Complete skin clearance, as assessed by a Psoriasis Area and Severity Index score of 100, was maintained to three years by 61.9% of patients who were naïve to biologic disease-modifying anti-rheumatic drugs (bDMARD-naïve) and by 67.5% of patients who were inadequate responders or intolerant to tumour necrosis factor inhibitors (TNFi-IR).

Minimal disease activity was sustained to three years by 52.9% and 48.8% of bDMARD-naïve and TNFi-IR patients, respectively, while 59.5% and 59.1% of bDMARD-naïve and TNFi-IR patients, respectively, achieved elimination of swollen joints at the same time point.

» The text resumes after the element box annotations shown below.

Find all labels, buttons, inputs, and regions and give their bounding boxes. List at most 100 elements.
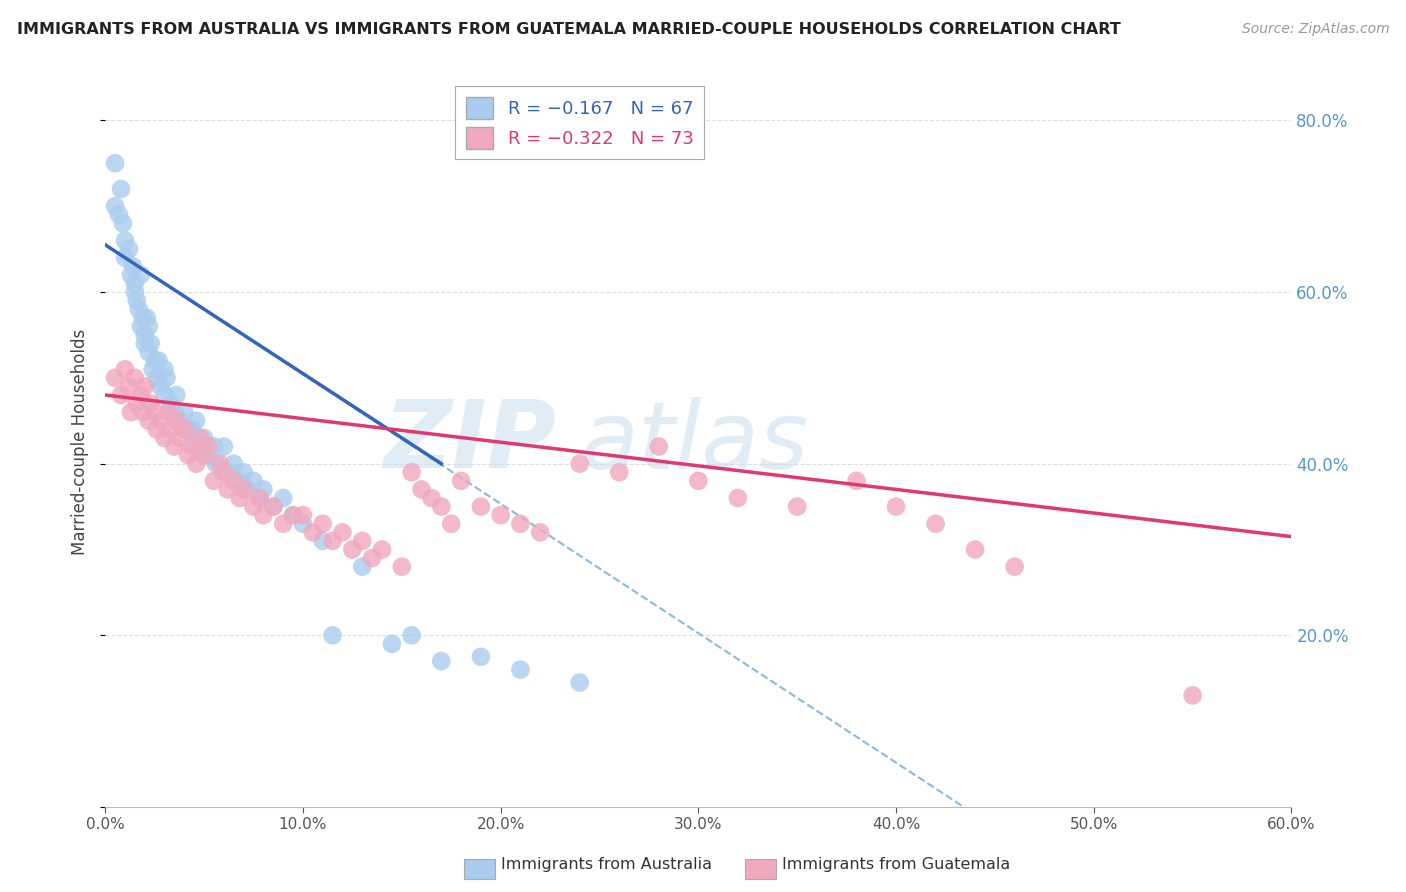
Point — [252, 508, 274, 523]
Point — [177, 448, 200, 462]
Text: ZIP: ZIP — [382, 396, 555, 488]
Point — [607, 465, 630, 479]
Point — [135, 310, 157, 325]
Point — [145, 422, 167, 436]
Point — [183, 431, 205, 445]
Point — [401, 465, 423, 479]
Point — [440, 516, 463, 531]
Point — [301, 525, 323, 540]
Point — [197, 440, 219, 454]
Point — [110, 182, 132, 196]
Point — [132, 310, 155, 325]
Point — [173, 422, 195, 436]
Point — [197, 448, 219, 462]
Point — [322, 628, 344, 642]
Point — [169, 431, 191, 445]
Point — [228, 474, 250, 488]
Point — [312, 533, 335, 548]
Point — [212, 465, 235, 479]
Point — [148, 353, 170, 368]
Point — [688, 474, 710, 488]
Point — [342, 542, 364, 557]
Point — [242, 500, 264, 514]
Text: Immigrants from Australia: Immigrants from Australia — [501, 857, 711, 872]
Legend: R = −0.167   N = 67, R = −0.322   N = 73: R = −0.167 N = 67, R = −0.322 N = 73 — [456, 87, 704, 160]
Point — [332, 525, 354, 540]
Point — [924, 516, 946, 531]
Point — [322, 533, 344, 548]
Point — [222, 457, 245, 471]
Point — [242, 474, 264, 488]
Point — [262, 500, 284, 514]
Point — [786, 500, 808, 514]
Point — [281, 508, 304, 523]
Point — [202, 440, 225, 454]
Point — [149, 414, 172, 428]
Point — [648, 440, 671, 454]
Point — [149, 379, 172, 393]
Point — [217, 465, 239, 479]
Point — [169, 414, 191, 428]
Point — [129, 319, 152, 334]
Point — [125, 396, 148, 410]
Point — [430, 654, 453, 668]
Point — [124, 285, 146, 299]
Point — [120, 268, 142, 282]
Point — [232, 465, 254, 479]
Point — [118, 379, 141, 393]
Point — [509, 516, 531, 531]
Point — [177, 422, 200, 436]
Point — [134, 327, 156, 342]
Point — [430, 500, 453, 514]
Point — [202, 474, 225, 488]
Point — [138, 319, 160, 334]
Point — [193, 448, 215, 462]
Point — [271, 491, 294, 505]
Point — [159, 422, 181, 436]
Point — [205, 457, 228, 471]
Point — [163, 405, 186, 419]
Point — [568, 457, 591, 471]
Point — [1004, 559, 1026, 574]
Point — [165, 414, 187, 428]
Point — [122, 260, 145, 274]
Point — [134, 379, 156, 393]
Point — [188, 431, 211, 445]
Point — [529, 525, 551, 540]
Point — [470, 649, 492, 664]
Point — [361, 551, 384, 566]
Point — [450, 474, 472, 488]
Point — [132, 405, 155, 419]
Point — [188, 440, 211, 454]
Point — [249, 491, 271, 505]
Point — [222, 474, 245, 488]
Point — [291, 508, 314, 523]
Point — [128, 302, 150, 317]
Point — [470, 500, 492, 514]
Point — [108, 208, 131, 222]
Point — [153, 431, 176, 445]
Point — [381, 637, 404, 651]
Point — [232, 483, 254, 497]
Point — [104, 156, 127, 170]
Point — [111, 216, 134, 230]
Point — [153, 362, 176, 376]
Point — [193, 431, 215, 445]
Point — [159, 396, 181, 410]
Point — [371, 542, 394, 557]
Point — [124, 277, 146, 291]
Point — [1181, 689, 1204, 703]
Point — [186, 414, 208, 428]
Point — [420, 491, 443, 505]
Point — [352, 533, 374, 548]
Point — [114, 251, 136, 265]
Point — [262, 500, 284, 514]
Point — [568, 675, 591, 690]
Point — [163, 440, 186, 454]
Point — [120, 405, 142, 419]
Point — [249, 491, 271, 505]
Point — [155, 371, 177, 385]
Text: atlas: atlas — [579, 397, 808, 488]
Point — [271, 516, 294, 531]
Point — [173, 405, 195, 419]
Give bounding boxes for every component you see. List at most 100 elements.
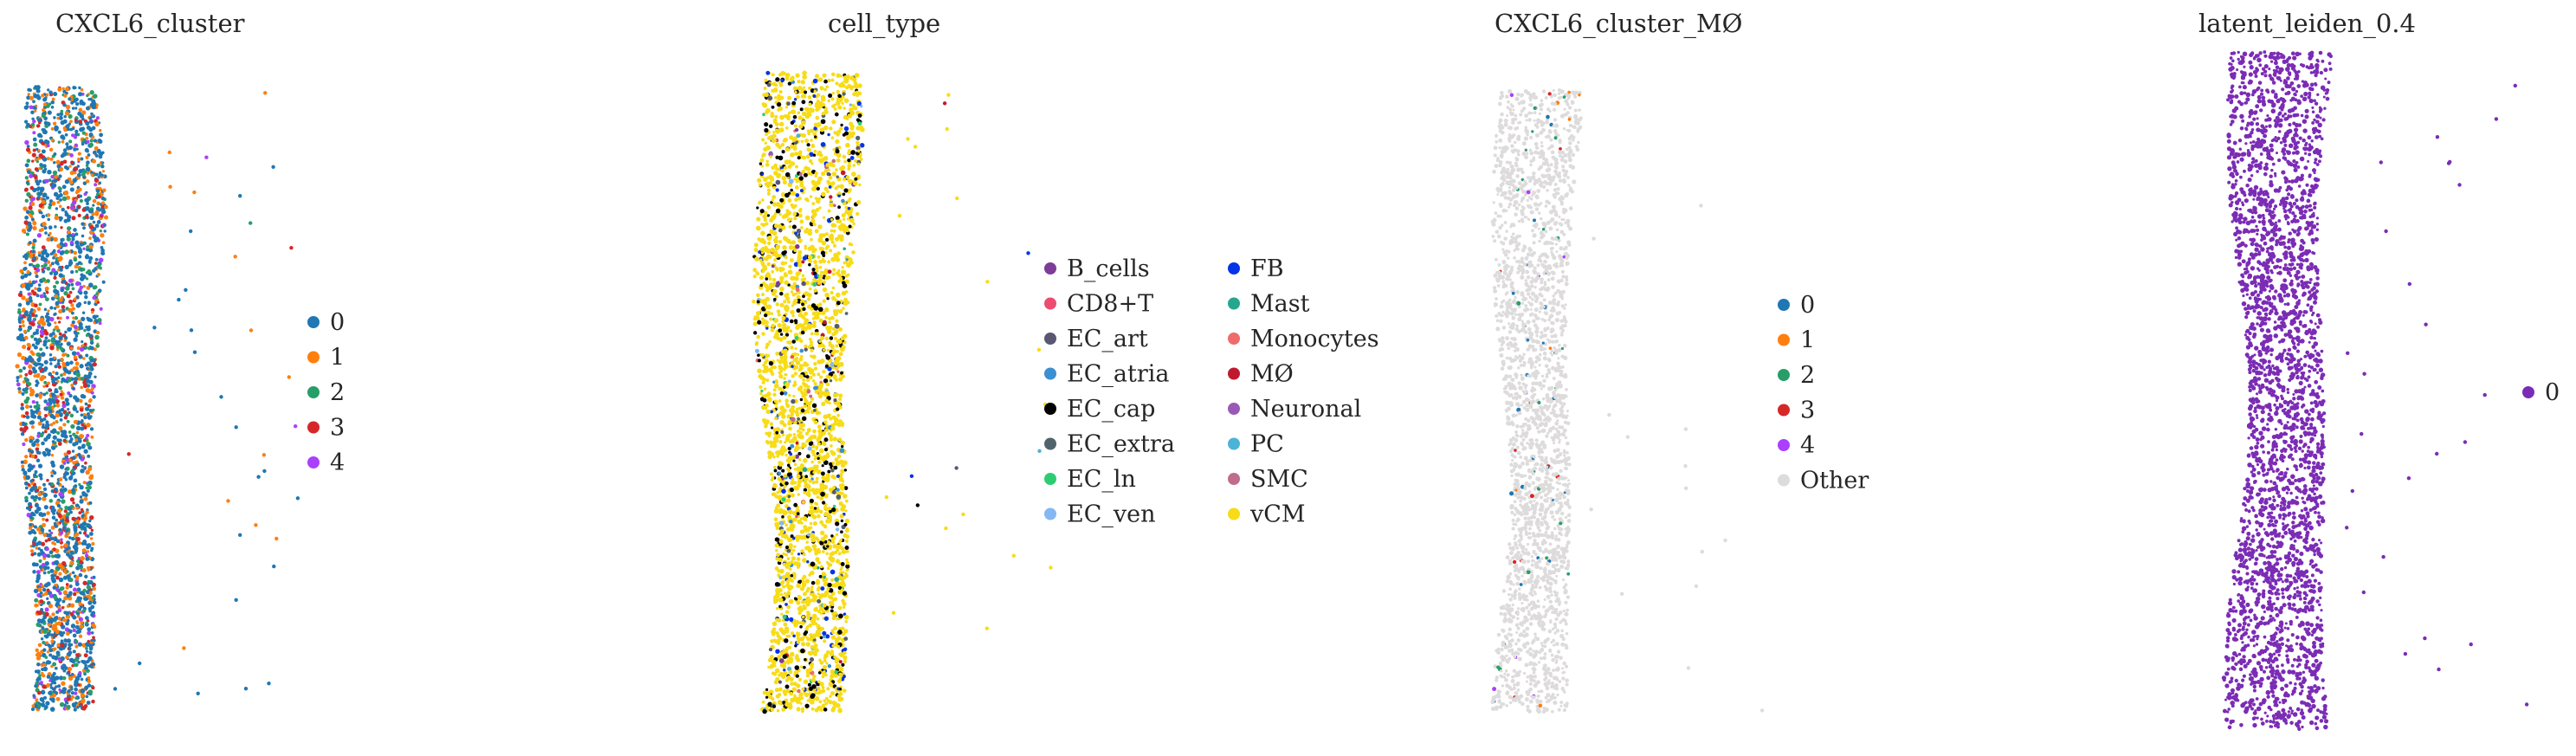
scatter-point <box>839 538 843 542</box>
scatter-point <box>39 294 44 299</box>
scatter-point <box>66 532 70 536</box>
scatter-point <box>63 190 69 196</box>
scatter-point <box>840 468 845 474</box>
scatter-point <box>843 188 849 193</box>
scatter-point <box>769 317 773 321</box>
scatter-point <box>845 86 849 90</box>
scatter-point <box>826 587 830 591</box>
scatter-point <box>52 170 58 176</box>
scatter-point <box>815 115 820 120</box>
scatter-point <box>35 578 40 584</box>
scatter-point <box>58 204 62 209</box>
scatter-point <box>775 142 780 147</box>
scatter-point <box>841 550 845 554</box>
scatter-point <box>778 373 784 379</box>
scatter-point <box>797 368 802 372</box>
scatter-point <box>92 295 96 300</box>
scatter-point <box>817 689 823 695</box>
scatter-point <box>89 359 94 363</box>
scatter-point <box>59 193 63 197</box>
scatter-point <box>87 627 92 632</box>
scatter-point <box>43 139 48 144</box>
scatter-point <box>818 302 823 307</box>
scatter-point <box>41 352 46 357</box>
scatter-point <box>48 147 54 152</box>
scatter-point <box>83 466 87 469</box>
scatter-point <box>78 602 82 605</box>
scatter-point <box>37 421 42 426</box>
scatter-point <box>60 120 65 126</box>
scatter-point <box>51 612 55 617</box>
scatter-point <box>90 638 94 643</box>
scatter-point <box>71 133 75 138</box>
scatter-point <box>72 628 76 633</box>
scatter-point <box>27 87 31 92</box>
scatter-point <box>95 344 100 348</box>
scatter-point <box>49 157 54 161</box>
scatter-point <box>839 485 845 491</box>
scatter-point <box>790 346 794 350</box>
scatter-point <box>92 204 95 207</box>
scatter-point <box>100 164 105 169</box>
scatter-point <box>806 297 811 301</box>
scatter-point <box>797 677 802 682</box>
scatter-point <box>42 496 47 501</box>
scatter-point <box>830 708 836 713</box>
scatter-point <box>772 456 776 459</box>
scatter-point <box>94 375 97 378</box>
scatter-point <box>32 226 37 231</box>
scatter-point <box>26 145 30 148</box>
scatter-point <box>813 260 817 264</box>
scatter-point-outlier <box>138 661 142 666</box>
scatter-point <box>36 339 41 343</box>
scatter-point <box>763 87 767 90</box>
scatter-point <box>790 443 795 449</box>
scatter-point <box>854 177 858 181</box>
scatter-point <box>49 568 55 573</box>
scatter-point <box>53 307 57 310</box>
scatter-point <box>74 687 78 691</box>
scatter-point <box>26 269 30 275</box>
scatter-point <box>86 433 90 438</box>
scatter-point <box>755 271 759 275</box>
scatter-point <box>768 648 773 652</box>
scatter-point <box>24 176 29 180</box>
scatter-point <box>52 421 56 425</box>
scatter-point <box>86 160 90 165</box>
scatter-point <box>36 662 41 667</box>
scatter-point <box>54 396 58 400</box>
scatter-point <box>74 171 77 175</box>
scatter-point <box>35 698 39 702</box>
scatter-point <box>21 228 27 234</box>
scatter-point <box>25 147 31 152</box>
scatter-point <box>20 460 24 464</box>
scatter-point <box>74 679 78 682</box>
scatter-point <box>800 90 804 94</box>
scatter-point <box>74 86 77 90</box>
scatter-point <box>800 600 804 604</box>
scatter-point <box>55 344 61 349</box>
scatter-point <box>68 591 73 596</box>
scatter-point <box>780 612 784 616</box>
scatter-point <box>23 267 28 271</box>
scatter-point <box>54 321 57 325</box>
scatter-point <box>88 244 94 249</box>
scatter-point <box>30 202 36 207</box>
scatter-point <box>758 373 763 379</box>
scatter-point <box>77 213 81 217</box>
scatter-point <box>31 152 36 158</box>
scatter-point <box>768 124 773 128</box>
scatter-point <box>74 682 79 688</box>
scatter-point <box>25 415 30 419</box>
scatter-point <box>833 597 838 602</box>
scatter-point <box>837 630 843 635</box>
scatter-point <box>62 333 67 338</box>
scatter-point <box>783 377 786 380</box>
scatter-point <box>813 362 817 366</box>
scatter-point <box>99 132 104 138</box>
scatter-point <box>54 294 59 299</box>
scatter-point <box>840 123 843 127</box>
scatter-point <box>58 309 63 314</box>
scatter-point <box>778 371 782 375</box>
scatter-point <box>754 348 759 353</box>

“A primary treatment goal in PsA is sustained control of inflammation to help prevent long-term, irreversible structural damage and to improve quality of life,” said Laure Gossec, professor of rheumatology, Sorbonne University Hospital, adding that the Bimzelx data is “notable for [its] consistency across treatment-naïve and experienced patients”.

Approximately 125 million people worldwide are affected by some form of psoriasis, a chronic inflammatory condition that typically affects the skin, nails and joints. PsA, characterised by skin plaques, swollen toes and fingers, and joint pain and stiffness, affects around 30% of psoriasis patients.

Bimzelx is designed to selectively inhibit both IL-17A and IL-17F, two key cytokines driving inflammatory processes, and already holds approvals to treat PsA, as well as plaque psoriasis, hidradenitis suppurativa and axial spondyloarthritis.